Aidan, LFC’s email got me thinking; could I make a decent living by becoming a VAR-coach for a Premier League team? The VAR plays such a massive role in the modern game, surely it would be money well spent for somebody to make sure the players benefit as much as possible from this technology? Must be more worthwhile than Liverpool’s throw-in coach. As Aidan says, never stop playing to appeal for offside. Wait until the danger has subsided or a goal has been scored until you appeal. Also, if you receive the ball and you are 100% certain you are offside, don’t continue to attack as you know a goal will be disallowed anyway. Turn back and set up a new attack, intentionally create a ‘new phase’, and hope the VAR doesn’t bother with the previous offside. Or try and gain a corner. Score a goal from an offside position and the goal will be disallowed; gain a corner and the VAR lets you play on. Indeed, doesn’t make sense, but I’ve seen it happen several times.
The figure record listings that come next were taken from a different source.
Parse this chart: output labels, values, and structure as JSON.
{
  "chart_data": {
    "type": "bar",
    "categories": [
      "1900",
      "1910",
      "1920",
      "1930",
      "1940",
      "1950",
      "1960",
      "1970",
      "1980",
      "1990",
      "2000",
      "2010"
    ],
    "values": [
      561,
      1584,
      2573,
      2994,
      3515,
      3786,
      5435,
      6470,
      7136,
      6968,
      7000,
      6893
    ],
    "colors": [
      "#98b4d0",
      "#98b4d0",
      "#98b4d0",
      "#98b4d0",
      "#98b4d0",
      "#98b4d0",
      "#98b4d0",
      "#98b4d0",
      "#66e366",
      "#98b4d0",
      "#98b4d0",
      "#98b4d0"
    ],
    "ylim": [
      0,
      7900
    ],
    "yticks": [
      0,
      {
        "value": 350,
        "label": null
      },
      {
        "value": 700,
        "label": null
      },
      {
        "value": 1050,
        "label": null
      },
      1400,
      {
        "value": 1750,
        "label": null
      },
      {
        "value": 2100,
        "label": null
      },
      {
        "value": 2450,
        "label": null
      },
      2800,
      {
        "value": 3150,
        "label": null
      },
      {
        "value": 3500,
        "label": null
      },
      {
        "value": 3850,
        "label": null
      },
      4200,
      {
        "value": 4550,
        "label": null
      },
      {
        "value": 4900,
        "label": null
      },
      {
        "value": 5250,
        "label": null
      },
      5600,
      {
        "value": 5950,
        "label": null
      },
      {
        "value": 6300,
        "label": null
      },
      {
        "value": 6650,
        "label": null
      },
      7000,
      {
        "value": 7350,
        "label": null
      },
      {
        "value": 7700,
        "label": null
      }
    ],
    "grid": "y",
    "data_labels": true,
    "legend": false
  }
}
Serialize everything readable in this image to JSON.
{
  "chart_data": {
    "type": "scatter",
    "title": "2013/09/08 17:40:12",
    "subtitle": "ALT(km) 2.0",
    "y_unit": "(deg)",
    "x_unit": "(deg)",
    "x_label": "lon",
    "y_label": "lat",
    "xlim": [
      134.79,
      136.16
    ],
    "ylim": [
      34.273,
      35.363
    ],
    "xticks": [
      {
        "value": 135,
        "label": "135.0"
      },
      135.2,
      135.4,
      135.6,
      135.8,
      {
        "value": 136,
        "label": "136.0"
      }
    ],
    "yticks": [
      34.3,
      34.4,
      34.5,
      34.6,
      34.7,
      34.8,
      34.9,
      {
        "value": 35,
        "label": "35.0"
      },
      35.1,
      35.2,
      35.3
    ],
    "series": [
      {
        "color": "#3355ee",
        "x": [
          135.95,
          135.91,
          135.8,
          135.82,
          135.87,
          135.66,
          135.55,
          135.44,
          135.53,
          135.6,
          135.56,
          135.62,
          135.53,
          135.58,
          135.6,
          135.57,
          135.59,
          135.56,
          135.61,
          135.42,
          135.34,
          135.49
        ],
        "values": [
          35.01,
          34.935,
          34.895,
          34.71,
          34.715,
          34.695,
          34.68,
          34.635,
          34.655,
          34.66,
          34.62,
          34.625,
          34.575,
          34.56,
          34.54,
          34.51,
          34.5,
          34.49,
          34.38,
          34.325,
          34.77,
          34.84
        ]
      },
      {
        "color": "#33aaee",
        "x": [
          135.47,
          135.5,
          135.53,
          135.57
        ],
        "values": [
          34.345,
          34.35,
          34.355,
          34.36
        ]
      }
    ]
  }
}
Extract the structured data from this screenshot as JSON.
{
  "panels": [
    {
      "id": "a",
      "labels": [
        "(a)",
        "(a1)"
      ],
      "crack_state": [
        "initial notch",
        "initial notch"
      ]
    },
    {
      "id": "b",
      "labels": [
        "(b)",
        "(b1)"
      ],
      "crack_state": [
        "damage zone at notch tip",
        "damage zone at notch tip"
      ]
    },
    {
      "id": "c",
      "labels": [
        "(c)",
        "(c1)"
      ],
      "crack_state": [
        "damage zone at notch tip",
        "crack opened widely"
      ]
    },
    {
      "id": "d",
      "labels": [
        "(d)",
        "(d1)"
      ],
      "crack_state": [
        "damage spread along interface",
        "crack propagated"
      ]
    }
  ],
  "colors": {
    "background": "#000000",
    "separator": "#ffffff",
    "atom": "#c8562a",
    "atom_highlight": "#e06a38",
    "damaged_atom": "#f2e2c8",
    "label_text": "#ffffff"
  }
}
Now, the most important one: if you receive the ball in the penalty area, always go down after any sort of contact. The VAR will always check and because they always check in slow motion, the contact always looks worse than it actually is and a penalty will be the most likely outcome. On the other hand, never ever dive if there was no contact at all. You might spoil a chance to score or create a goal and the VAR will always catch you out and the ref will show you a yellow card. Handball’s a tricky one, I would need to study the rules again (and again and again and again etc.), but the main rule regarding handball is: make sure everybody screams ‘handball’ as soon as the ball comes anywhere near an opponent’s hand or arm. The VAR will check and you might get lucky. I knew I’d make it to the Premier League one day.